After the first 4 races of the South County 4th Season Race Series, my Big River goal had been tempered.  The competition has been fierce, and all the top guys showed their prowess at the 10 mile Brrr-lingame race two weeks ago.  I finished pretty far back, despite my own strong race.  This race would be harder (terrain) and longer.  Could I bridge the gap at this one? 

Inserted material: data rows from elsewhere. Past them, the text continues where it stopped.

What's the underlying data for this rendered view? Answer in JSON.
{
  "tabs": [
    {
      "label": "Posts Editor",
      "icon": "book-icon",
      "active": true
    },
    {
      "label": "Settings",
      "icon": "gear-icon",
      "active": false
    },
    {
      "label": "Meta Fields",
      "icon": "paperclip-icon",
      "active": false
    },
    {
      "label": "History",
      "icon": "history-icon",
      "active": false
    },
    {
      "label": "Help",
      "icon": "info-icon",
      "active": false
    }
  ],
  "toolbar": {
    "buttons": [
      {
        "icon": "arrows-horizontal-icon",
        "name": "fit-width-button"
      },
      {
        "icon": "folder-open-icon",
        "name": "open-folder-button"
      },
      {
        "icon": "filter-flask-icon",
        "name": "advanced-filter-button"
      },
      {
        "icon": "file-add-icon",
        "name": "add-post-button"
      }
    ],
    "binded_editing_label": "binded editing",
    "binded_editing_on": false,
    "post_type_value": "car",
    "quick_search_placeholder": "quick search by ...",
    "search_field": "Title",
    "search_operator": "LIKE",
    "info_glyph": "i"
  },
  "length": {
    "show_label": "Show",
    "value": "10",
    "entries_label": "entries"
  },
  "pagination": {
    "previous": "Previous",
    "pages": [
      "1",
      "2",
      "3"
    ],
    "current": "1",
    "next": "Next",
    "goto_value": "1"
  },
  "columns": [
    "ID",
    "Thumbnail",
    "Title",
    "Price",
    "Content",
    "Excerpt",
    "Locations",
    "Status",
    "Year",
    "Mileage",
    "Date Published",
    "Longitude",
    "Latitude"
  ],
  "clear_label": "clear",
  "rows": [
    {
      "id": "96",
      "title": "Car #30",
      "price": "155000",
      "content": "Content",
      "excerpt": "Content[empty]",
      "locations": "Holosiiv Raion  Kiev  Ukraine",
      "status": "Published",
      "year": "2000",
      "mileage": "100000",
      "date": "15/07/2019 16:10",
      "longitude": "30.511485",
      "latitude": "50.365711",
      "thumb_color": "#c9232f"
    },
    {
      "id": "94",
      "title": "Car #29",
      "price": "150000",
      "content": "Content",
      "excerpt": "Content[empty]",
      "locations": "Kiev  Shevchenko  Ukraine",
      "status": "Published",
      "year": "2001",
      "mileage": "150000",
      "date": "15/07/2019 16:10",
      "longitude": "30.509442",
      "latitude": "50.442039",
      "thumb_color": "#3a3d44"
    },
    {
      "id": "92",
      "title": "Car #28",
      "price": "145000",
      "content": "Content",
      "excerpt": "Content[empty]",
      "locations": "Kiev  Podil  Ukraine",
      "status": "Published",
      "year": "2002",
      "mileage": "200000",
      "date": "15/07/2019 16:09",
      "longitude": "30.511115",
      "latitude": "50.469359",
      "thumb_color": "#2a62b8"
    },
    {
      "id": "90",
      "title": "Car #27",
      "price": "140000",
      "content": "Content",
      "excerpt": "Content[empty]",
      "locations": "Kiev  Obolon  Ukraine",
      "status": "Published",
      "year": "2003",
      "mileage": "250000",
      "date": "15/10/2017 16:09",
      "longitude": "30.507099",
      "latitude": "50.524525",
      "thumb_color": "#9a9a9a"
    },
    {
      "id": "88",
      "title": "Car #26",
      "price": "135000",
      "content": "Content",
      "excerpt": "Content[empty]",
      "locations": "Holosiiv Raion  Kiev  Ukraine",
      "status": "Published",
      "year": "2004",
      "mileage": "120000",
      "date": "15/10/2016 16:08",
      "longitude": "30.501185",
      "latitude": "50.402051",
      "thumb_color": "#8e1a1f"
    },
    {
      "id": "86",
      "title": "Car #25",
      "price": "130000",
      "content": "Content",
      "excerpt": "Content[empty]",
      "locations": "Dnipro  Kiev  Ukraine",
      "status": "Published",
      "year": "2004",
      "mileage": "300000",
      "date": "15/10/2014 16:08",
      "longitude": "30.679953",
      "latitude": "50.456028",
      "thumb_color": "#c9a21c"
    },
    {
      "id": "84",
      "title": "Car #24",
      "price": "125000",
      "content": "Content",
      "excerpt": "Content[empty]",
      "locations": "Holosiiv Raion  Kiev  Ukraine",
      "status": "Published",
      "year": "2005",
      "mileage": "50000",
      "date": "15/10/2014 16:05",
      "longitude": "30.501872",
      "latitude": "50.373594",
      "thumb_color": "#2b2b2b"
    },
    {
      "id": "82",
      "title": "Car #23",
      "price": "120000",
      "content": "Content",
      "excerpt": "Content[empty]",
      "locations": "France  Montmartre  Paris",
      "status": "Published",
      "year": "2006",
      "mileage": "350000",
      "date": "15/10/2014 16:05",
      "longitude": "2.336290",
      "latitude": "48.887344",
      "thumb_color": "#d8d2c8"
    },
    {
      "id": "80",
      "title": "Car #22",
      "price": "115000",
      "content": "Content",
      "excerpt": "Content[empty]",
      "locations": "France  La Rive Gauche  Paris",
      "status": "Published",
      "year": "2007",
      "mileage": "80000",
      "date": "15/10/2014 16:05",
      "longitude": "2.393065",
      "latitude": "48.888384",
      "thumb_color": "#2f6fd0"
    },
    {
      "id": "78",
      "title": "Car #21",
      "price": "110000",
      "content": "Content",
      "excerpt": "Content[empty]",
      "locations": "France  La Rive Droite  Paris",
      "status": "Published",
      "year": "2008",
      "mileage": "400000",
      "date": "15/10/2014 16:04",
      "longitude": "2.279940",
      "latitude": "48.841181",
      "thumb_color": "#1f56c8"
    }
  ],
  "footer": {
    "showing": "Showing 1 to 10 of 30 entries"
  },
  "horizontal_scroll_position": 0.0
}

The days leading up to the race went well.  I tapered.  I helped race director Mike Galoob mark the course on Thursday and Friday.  I was even relatively relaxed until race morning.  Then I was my nervous self.  I got to the race nice and early with my dad.  My brother Greg was already there with Boj.  Many of my WTAC friends were there, as were the TNT guys.  I got my bib and then fidgeted in Greg's car, until I needed to go warm up and calm my nerves.  I headed out alone on the Lego Trail, which would be the end of the race.  The ground was damp from the earlier rain, but still firm.  The sun was trying to come out and the temperature was good for racing (mid 40's).  I took it really slow and the legs were feeling great.  I returned to change shoes and get into my racing gear (just a singlet and shorts).  A few minutes later it was time to start.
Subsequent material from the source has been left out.